Lawyer Depression Comes Out of the Closet
Lawyers suffer greater rates of depression and alcohol abuse than the general population, but fear of going public caused many to battle their problems in isolation.
That’s beginning to change, the Wall Street Journal reports (sub. req.). The ABA and other bar groups are questioning the emphasis on billable hours (PDF) that drives lawyers to exhaustion, while some law schools are helping students and alumni evaluate whether they have chosen the right field. Individual lawyers are also stepping up to discuss their depression on websites or as visiting lecturers.
The practice of law, with constant conflict and billing pressures, can take a toll. Another problem is the lawyer mindset, says psychologist Martin Seligman: Pessimists excel at law, but they are at risk for depression.

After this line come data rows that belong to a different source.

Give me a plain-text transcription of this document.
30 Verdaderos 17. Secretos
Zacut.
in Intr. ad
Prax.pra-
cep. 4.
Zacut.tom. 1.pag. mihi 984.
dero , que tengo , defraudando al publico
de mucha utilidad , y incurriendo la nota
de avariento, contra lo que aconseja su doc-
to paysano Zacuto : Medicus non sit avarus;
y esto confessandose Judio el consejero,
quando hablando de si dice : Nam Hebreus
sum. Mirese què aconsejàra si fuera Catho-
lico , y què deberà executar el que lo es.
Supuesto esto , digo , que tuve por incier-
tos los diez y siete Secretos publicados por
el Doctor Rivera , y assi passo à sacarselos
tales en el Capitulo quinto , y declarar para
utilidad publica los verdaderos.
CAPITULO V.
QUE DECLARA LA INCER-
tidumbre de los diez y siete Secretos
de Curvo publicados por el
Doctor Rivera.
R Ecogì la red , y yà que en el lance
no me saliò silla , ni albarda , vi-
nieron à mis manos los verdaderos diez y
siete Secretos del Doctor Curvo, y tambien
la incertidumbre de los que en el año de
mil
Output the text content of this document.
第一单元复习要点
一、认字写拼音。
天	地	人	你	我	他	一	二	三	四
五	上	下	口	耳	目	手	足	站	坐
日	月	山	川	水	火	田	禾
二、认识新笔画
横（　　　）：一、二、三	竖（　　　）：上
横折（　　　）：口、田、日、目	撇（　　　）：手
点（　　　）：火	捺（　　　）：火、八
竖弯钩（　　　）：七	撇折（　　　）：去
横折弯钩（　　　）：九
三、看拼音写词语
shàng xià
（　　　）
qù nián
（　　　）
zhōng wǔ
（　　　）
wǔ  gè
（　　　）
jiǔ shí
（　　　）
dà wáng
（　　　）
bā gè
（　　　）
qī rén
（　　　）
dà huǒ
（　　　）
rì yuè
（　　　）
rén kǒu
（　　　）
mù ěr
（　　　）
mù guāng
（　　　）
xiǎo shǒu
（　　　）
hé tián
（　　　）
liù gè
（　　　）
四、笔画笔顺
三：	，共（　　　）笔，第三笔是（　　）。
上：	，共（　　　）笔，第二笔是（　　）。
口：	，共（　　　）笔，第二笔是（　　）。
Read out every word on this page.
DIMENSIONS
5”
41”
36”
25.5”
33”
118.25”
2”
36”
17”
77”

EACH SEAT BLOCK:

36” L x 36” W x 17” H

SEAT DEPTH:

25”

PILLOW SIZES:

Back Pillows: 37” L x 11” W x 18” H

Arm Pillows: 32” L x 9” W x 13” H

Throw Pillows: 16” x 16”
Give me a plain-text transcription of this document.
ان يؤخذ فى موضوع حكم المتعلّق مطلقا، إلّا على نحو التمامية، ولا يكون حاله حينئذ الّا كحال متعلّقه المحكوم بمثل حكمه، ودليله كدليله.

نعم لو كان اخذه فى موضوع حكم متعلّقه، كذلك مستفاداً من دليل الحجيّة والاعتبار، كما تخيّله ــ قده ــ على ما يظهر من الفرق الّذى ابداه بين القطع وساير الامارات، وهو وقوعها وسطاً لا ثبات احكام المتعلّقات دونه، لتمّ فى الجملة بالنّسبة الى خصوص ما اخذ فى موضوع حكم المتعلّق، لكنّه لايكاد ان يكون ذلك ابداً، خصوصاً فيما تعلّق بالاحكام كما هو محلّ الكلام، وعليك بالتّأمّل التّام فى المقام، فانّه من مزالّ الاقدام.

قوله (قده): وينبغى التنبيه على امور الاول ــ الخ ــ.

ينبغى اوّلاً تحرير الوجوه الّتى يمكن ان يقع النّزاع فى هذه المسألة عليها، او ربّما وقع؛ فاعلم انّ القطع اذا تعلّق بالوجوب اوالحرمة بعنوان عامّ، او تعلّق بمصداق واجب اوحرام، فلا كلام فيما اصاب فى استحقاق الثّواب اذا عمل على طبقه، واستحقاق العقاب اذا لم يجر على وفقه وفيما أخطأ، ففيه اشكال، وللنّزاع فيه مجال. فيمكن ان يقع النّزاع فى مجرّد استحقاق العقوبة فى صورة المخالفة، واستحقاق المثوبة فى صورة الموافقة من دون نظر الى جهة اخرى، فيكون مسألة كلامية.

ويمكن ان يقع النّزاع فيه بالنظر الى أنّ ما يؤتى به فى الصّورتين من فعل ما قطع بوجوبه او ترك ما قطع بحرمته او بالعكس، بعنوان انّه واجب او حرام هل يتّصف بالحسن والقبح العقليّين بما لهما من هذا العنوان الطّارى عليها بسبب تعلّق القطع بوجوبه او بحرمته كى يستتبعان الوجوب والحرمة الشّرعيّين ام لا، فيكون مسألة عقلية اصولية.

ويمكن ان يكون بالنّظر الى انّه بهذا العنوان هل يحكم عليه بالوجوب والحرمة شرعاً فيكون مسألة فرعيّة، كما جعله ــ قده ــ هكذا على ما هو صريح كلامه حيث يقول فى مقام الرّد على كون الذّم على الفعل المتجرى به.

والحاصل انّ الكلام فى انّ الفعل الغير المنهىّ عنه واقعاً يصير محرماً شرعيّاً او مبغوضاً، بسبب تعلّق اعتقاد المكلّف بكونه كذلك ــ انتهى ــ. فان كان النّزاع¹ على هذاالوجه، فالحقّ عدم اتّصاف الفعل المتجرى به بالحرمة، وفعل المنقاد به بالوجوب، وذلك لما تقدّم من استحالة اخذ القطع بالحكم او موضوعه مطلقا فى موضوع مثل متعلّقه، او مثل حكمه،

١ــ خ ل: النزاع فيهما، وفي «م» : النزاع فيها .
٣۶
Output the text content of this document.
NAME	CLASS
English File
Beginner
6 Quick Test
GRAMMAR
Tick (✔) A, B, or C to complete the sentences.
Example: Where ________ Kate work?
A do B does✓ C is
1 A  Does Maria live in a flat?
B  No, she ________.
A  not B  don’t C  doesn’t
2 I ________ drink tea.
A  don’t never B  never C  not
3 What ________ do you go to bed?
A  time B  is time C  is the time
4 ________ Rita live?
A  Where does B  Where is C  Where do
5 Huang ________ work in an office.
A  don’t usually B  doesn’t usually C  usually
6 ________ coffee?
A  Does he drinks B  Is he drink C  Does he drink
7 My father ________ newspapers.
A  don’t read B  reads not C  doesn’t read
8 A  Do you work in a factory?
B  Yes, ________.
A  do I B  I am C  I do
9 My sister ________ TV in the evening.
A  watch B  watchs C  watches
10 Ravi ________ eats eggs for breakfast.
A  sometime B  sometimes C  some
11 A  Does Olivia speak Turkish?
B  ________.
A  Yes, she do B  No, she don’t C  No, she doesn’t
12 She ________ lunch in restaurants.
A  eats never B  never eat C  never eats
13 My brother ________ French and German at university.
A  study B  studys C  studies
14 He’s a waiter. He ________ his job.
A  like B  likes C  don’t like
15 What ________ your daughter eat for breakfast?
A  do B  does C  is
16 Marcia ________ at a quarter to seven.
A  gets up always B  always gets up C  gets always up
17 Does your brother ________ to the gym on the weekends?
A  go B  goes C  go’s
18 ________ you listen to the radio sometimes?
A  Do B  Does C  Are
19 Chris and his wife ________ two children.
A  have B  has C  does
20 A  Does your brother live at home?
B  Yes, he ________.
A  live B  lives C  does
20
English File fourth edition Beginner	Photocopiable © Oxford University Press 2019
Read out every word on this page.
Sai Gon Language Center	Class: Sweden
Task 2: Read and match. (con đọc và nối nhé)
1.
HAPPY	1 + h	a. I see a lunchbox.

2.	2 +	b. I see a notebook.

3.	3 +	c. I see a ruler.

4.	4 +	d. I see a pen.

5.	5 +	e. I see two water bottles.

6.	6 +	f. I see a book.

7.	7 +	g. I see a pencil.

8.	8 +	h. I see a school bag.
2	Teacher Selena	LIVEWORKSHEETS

About 19 percent of lawyers experience depression at any given time, compared with 6.7 percent of the general population. About 20 percent of lawyers have drinking problems, twice the rate of the general population.
For some, the problem is a bad career choice, the Wall Street Journal says. Two-thirds of Oregon lawyers surveyed said they had no exposure to the day-to-day life of a lawyer before law school, and 30 percent of that group said they would have picked a different profession if they could go do it over.
Law schools helping with career choices include the University of Iowa, which sends an associate dean to talk to alums about whether they have chosen the right career. Oklahoma City University is addressing the subject of depression with lectures by trial lawyer James Webb, who explains that his drive to succeed also made him vulnerable to depression.
Another lawyer coming forward to discuss depression is Dan Lukasik, who created a Web site to support others with the disease. Lawyer assistance programs are also available to lawyers who need help.
“You can be a productive, vital attorney who does meaningful, good work and have clinical depression, but there are steps you’re going to have to take to treat your depression,” Lukasik told the Buffalo Law Journal.